In early 2014, Lee suggested merge mining (auxPOW) Dogecoin with Litecoin to the Dogecoin community at large. In September 2014, Dogecoin began merge-mining with Litecoin.

=== 2017–2021 ===
In 2020, PayPal added the ability for users to purchase a derivative of Litecoin along with bitcoin, Ethereum, and Bitcoin Cash which could not be withdrawn or spent as part of its Crypto feature.

In September 2021, a fake press release was published on GlobeNewswire announcing a partnership between Litecoin and Walmart. This caused the price of Litecoin to increase by around 30%, before the press release was revealed as a hoax.

=== 2022–present ===
In May 2022, MWEB (Mimblewimble Extension Blocks) upgrade was activated on the Litecoin network as a soft fork. This upgrade provides users with the option of sending confidential Litecoin transactions, in which the amount being sent is only known between the sender and receiver.

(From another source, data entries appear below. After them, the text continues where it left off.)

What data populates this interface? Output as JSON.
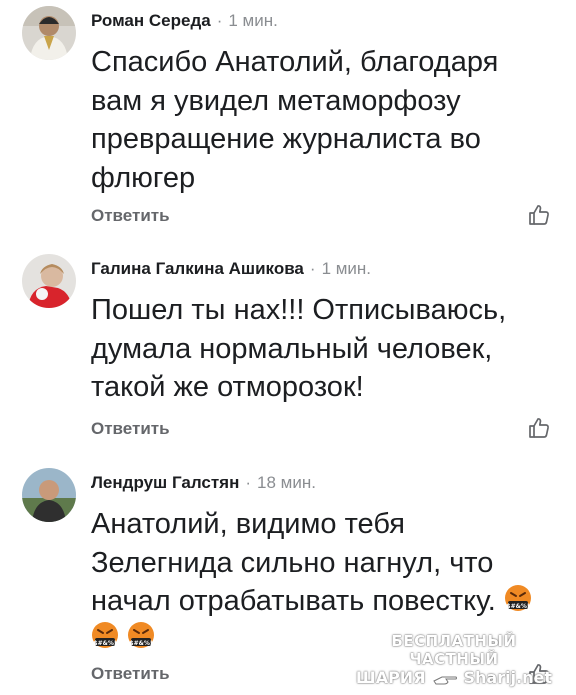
{
  "comments": [
    {
      "author": "Роман Середа",
      "dot": "·",
      "time": "1 мин.",
      "lines": [
        "Спасибо Анатолий, благодаря",
        "вам я увидел метаморфозу",
        "превращение журналиста во",
        "флюгер"
      ],
      "reply": "Ответить",
      "like_icon": "thumbs-up-outline-icon"
    },
    {
      "author": "Галина Галкина Ашикова",
      "dot": "·",
      "time": "1 мин.",
      "lines": [
        "Пошел ты нах!!! Отписываюсь,",
        "думала нормальный человек,",
        "такой же отморозок!"
      ],
      "reply": "Ответить",
      "like_icon": "thumbs-up-outline-icon"
    },
    {
      "author": "Лендруш Галстян",
      "dot": "·",
      "time": "18 мин.",
      "lines": [
        "Анатолий, видимо тебя",
        "Зелегнида сильно нагнул, что",
        "начал отрабатывать повестку."
      ],
      "emoji_icon": "face-with-symbols-on-mouth-emoji",
      "reply": "Ответить",
      "like_icon": "thumbs-up-outline-icon"
    }
  ],
  "watermark": {
    "line1": "БЕСПЛАТНЫЙ ЧАСТНЫЙ",
    "line2_left": "ШАРИЯ",
    "line2_right": "Sharij.net"
  },
  "colors": {
    "text": "#1c1e21",
    "meta_gray": "#8a8d91",
    "reply_gray": "#65676b",
    "emoji_face": "#f08a24"
  }
}
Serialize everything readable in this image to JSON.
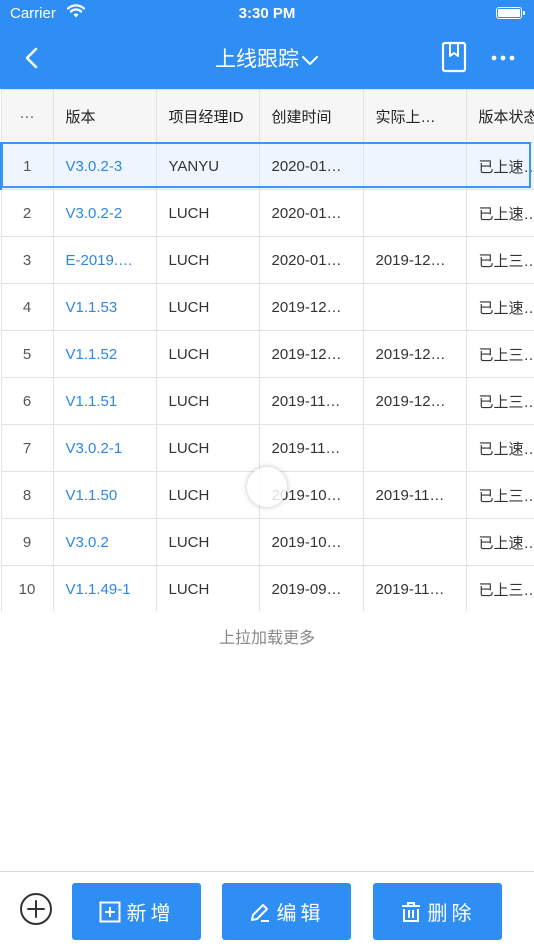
{
  "status": {
    "carrier": "Carrier",
    "time": "3:30 PM"
  },
  "nav": {
    "title": "上线跟踪"
  },
  "table": {
    "columns": [
      "···",
      "版本",
      "项目经理ID",
      "创建时间",
      "实际上…",
      "版本状态"
    ],
    "rows": [
      {
        "idx": "1",
        "version": "V3.0.2-3",
        "pm": "YANYU",
        "created": "2020-01…",
        "actual": "",
        "state": "已上速…"
      },
      {
        "idx": "2",
        "version": "V3.0.2-2",
        "pm": "LUCH",
        "created": "2020-01…",
        "actual": "",
        "state": "已上速…"
      },
      {
        "idx": "3",
        "version": "E-2019.…",
        "pm": "LUCH",
        "created": "2020-01…",
        "actual": "2019-12…",
        "state": "已上三…"
      },
      {
        "idx": "4",
        "version": "V1.1.53",
        "pm": "LUCH",
        "created": "2019-12…",
        "actual": "",
        "state": "已上速…"
      },
      {
        "idx": "5",
        "version": "V1.1.52",
        "pm": "LUCH",
        "created": "2019-12…",
        "actual": "2019-12…",
        "state": "已上三…"
      },
      {
        "idx": "6",
        "version": "V1.1.51",
        "pm": "LUCH",
        "created": "2019-11…",
        "actual": "2019-12…",
        "state": "已上三…"
      },
      {
        "idx": "7",
        "version": "V3.0.2-1",
        "pm": "LUCH",
        "created": "2019-11…",
        "actual": "",
        "state": "已上速…"
      },
      {
        "idx": "8",
        "version": "V1.1.50",
        "pm": "LUCH",
        "created": "2019-10…",
        "actual": "2019-11…",
        "state": "已上三…"
      },
      {
        "idx": "9",
        "version": "V3.0.2",
        "pm": "LUCH",
        "created": "2019-10…",
        "actual": "",
        "state": "已上速…"
      },
      {
        "idx": "10",
        "version": "V1.1.49-1",
        "pm": "LUCH",
        "created": "2019-09…",
        "actual": "2019-11…",
        "state": "已上三…"
      }
    ]
  },
  "load_more": "上拉加载更多",
  "actions": {
    "add": "新增",
    "edit": "编辑",
    "delete": "删除"
  },
  "colors": {
    "primary": "#2e8ef3",
    "link": "#2e86e6",
    "selected_row": "#eef5fe"
  },
  "icons": {
    "back": "chevron-left-icon",
    "title_dropdown": "chevron-down-icon",
    "bookmark": "bookmark-icon",
    "more": "more-icon",
    "add_circle": "plus-circle-icon",
    "add_button": "plus-square-icon",
    "edit_button": "pencil-icon",
    "delete_button": "trash-icon"
  }
}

== Differences from bitcoin ==
Litecoin is different in some ways from bitcoin:

- The targeted block time is every 2.5 minutes for Litecoin, as opposed to bitcoin's 10 minutes. This allows Litecoin to confirm transactions four times faster than bitcoin.
- Scrypt, an alternative proof-of-work algorithm, is used for Litecoin. According to Motherboard, "Scrypt was chosen because it theoretically prevents the use of ASICs, those specialized chips that greatly increase mining power and efficiency (though there is debate over the validity of this claim).".
- Litecoin is merge mined with another prominent cryptocurrency, Dogecoin.
- MWEB optional privacy was added to Litecoin's base layer in May 2022 via soft fork.

Third-party vendors providing point of sale infrastructure for Litecoin include BitPay.